Starting point is 01:29:04 And what happened when they did because if when they did they then fell out of the system they were no longer in the clinical trial so nobody has any idea was it difficult to discontinue use did things get worse that then had to be treated with other well what happens when you take these drugs is you lose muscle and fat and you gain back the weight usually getting back as fat and so your metabolism is slower at the end of the process than at the beginning. And you need to eat less food in order to just maintain the same weight. And this is. It's a real problem.
Starting point is 01:29:31 Unless you eat a lot of protein and do a lot of strength training while you're taking these drugs, you're going to be in trouble. You know, I've been an athlete, a jock my whole life. And I, you know, I've lifted weights my whole life. And the idea that you can solve the muscle loss problem by going into the gym, eating protein, and lifting weights. It's like, do you have any idea how hard that is? Well, you can do it. You can do it.

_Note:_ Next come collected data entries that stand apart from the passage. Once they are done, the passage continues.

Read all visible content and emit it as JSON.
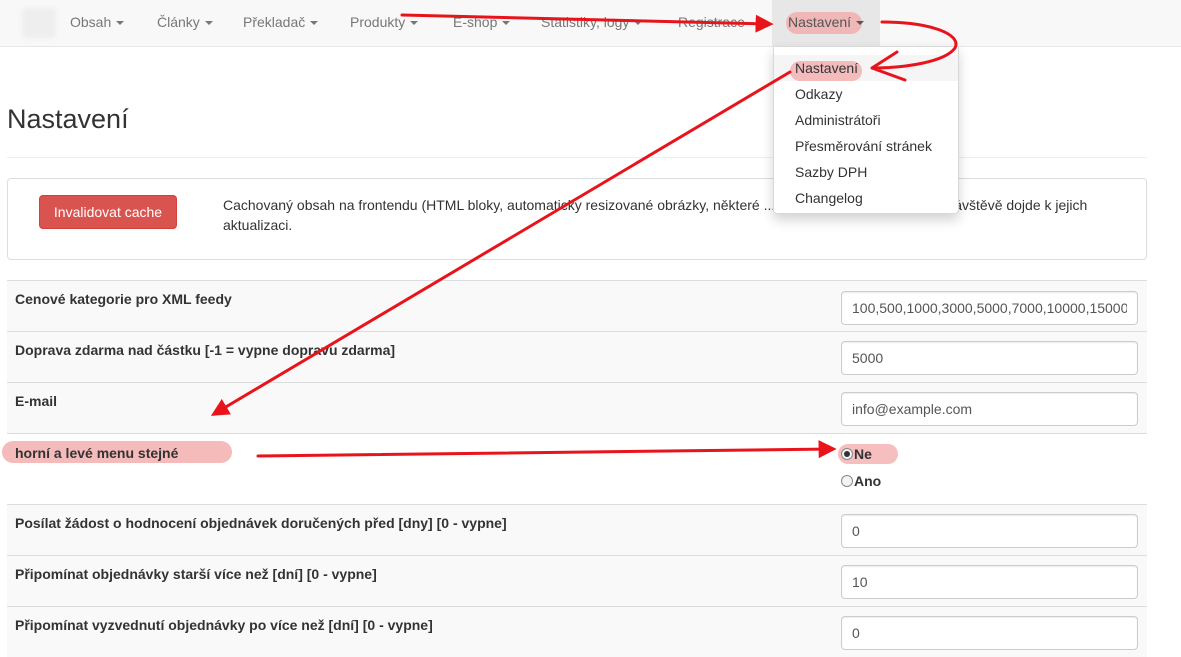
{
  "navbar": {
    "items": [
      {
        "label": "Obsah"
      },
      {
        "label": "Články"
      },
      {
        "label": "Překladač"
      },
      {
        "label": "Produkty"
      },
      {
        "label": "E-shop"
      },
      {
        "label": "Statistiky, logy"
      },
      {
        "label": "Registrace"
      },
      {
        "label": "Nastavení"
      }
    ],
    "dropdown": [
      "Nastavení",
      "Odkazy",
      "Administrátoři",
      "Přesměrování stránek",
      "Sazby DPH",
      "Changelog"
    ]
  },
  "page": {
    "title": "Nastavení",
    "cache_button": "Invalidovat cache",
    "cache_description": "Cachovaný obsah na frontendu (HTML bloky, automaticky resizované obrázky, některé ... budou smazány a při další návštěvě dojde k jejich aktualizaci."
  },
  "settings": [
    {
      "label": "Cenové kategorie pro XML feedy",
      "value": "100,500,1000,3000,5000,7000,10000,15000"
    },
    {
      "label": "Doprava zdarma nad částku [-1 = vypne dopravu zdarma]",
      "value": "5000"
    },
    {
      "label": "E-mail",
      "value": "info@example.com"
    },
    {
      "label": "horní a levé menu stejné",
      "options": [
        "Ne",
        "Ano"
      ],
      "selected": "Ne"
    },
    {
      "label": "Posílat žádost o hodnocení objednávek doručených před [dny] [0 - vypne]",
      "value": "0"
    },
    {
      "label": "Připomínat objednávky starší více než [dní] [0 - vypne]",
      "value": "10"
    },
    {
      "label": "Připomínat vyzvednutí objednávky po více než [dní] [0 - vypne]",
      "value": "0"
    }
  ],
  "colors": {
    "annotation": "#e8141b",
    "highlight": "#f2a3a3",
    "danger_button": "#d9534f"
  }
}
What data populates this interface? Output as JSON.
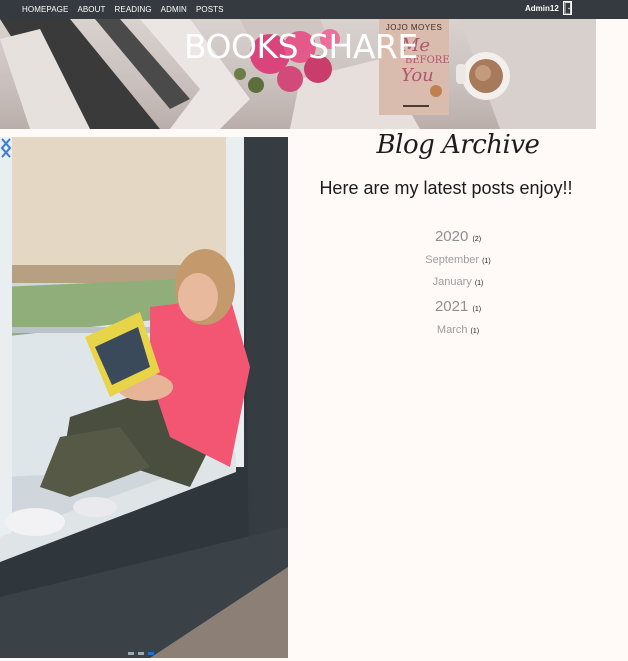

Starting point is 01:29:55 Look at you. You're buff and you're 67. Yeah, but the muscle that comes off easy with the drugs is not going to be put back no no that's right that's that's an important point it's hard it's easy to lose hard to gain you know and as people get older yeah it's even harder the the gaining is also dependent on the hormones and wane with time totally well gary this has been such a fascinating conversation. I think your book is kind of a pivotal book in helping us literally rethink diabetes and challenge our orthodoxy, challenge our assumptions, poke the bear a little bit and say, hey, let's get real with this and let's look at the data. Let's look at the science and not go along with the current recommendations,
Starting point is 01:30:40 which are in many ways, I believe, harming people. And I think we have a moment to change that. So thank you for writing it. It's a beautiful book. It's beautifully written. It's very entertaining. It's not a dense medical book like mine. So I think you'll all like it. I encourage you to get it. It's called Rethinking Diabetes. And also I would encourage you to check out his newsletter called Unsettled Science on Substack. He writes it with Nina Teicholz, who wrote a book called The Big Fat Surprise, also another great book. And it's really a great way to sort of get another point of view about nutrition that
Starting point is 01:31:16 you might not be hearing through a conventional channel. So Gary, thanks for being on the podcast again. Thanks for what you've done. Thanks for having the patience to weed through all those thousands of pages of historical data and illuminating us with the history of diabetes and hopefully paving way toward a future that is much better than what we've had in the past. Thank you, Mark. Thanks for listening today.